Toda esta onda de perseguições não tinha um verdadeiro propósito religioso. O que a Inquisição pretendia era garantir o controlo do poder e, para isso, precisava de o retirar ao sexo feminino. Uma vez que a bebida já era muito popular e apreciada, na época, a Igreja não quis proibi-la. As mulheres foram o bode expiatório e a bebida passou a ser fabricada pelos homens, até meados do século XVIII. Depois disso, com a Revolução Industrial, vieram as novas tecnologias e os inéditos métodos de fabricação. As mulheres deixaram de conseguir trabalhar fora de casa e – progressivamente – foram sendo segregadas do contexto profissional. Todo o universo da produção de cerveja passou a ser dominado pelo sexo masculino.
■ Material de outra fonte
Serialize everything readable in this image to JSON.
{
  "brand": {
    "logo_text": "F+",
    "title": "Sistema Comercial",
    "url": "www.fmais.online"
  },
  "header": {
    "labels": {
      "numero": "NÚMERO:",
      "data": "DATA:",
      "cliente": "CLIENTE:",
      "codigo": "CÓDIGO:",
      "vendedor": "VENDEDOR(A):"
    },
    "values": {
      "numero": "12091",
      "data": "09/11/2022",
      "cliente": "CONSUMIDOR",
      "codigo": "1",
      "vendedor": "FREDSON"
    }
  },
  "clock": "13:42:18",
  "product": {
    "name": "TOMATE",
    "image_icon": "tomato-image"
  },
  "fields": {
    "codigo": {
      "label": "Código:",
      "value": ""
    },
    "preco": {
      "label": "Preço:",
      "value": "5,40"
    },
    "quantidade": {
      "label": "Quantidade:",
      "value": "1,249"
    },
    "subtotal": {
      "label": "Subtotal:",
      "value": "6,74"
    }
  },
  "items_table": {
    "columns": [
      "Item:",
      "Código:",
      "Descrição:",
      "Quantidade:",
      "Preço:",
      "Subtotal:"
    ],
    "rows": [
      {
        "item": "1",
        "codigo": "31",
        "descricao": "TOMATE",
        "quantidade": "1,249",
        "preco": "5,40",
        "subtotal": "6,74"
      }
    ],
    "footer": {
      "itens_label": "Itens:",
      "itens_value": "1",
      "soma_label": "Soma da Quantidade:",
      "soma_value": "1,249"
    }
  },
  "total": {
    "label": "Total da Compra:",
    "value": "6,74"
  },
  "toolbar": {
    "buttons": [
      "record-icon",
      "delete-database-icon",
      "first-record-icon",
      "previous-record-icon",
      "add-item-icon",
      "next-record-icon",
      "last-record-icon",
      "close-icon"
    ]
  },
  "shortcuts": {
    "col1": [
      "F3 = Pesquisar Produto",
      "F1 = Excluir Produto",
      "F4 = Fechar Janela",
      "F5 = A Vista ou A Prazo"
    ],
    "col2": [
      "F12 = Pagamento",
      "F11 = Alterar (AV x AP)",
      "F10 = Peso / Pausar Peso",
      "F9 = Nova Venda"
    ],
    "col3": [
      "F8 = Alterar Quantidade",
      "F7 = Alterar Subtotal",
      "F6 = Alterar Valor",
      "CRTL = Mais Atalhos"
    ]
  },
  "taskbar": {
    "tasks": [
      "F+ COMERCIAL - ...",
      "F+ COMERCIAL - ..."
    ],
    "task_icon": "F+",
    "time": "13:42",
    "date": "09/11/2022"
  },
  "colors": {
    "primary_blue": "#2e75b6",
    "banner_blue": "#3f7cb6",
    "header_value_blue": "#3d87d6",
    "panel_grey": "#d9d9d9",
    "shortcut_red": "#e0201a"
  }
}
O que importa reter? O ADN da cerveja é feminino. O preconceito e o sexismo precisam de perder terreno na sociedade contemporânea. A pesquisa desenvolvida por Peyton – uma das mais prestigiadas historiadoras de cerveja do mundo – ganha especial importância na atualidade. Os estereótipos são criados na mais pura e literal ignorância. A ausência de conhecimento é utilizada como uma arma por aqueles que, através da apropriação do poder, enriquecem com base na segregação alheia; neste caso, com base na segregação de género. Se aceitou o nosso conselho e acompanhou esta história, enquanto se refrescava com uma cerveja, lembre-se: esta bebida só existe porque as mulheres a inventaram, desenvolveram e popularizaram-na. Agradeça e brinde a elas.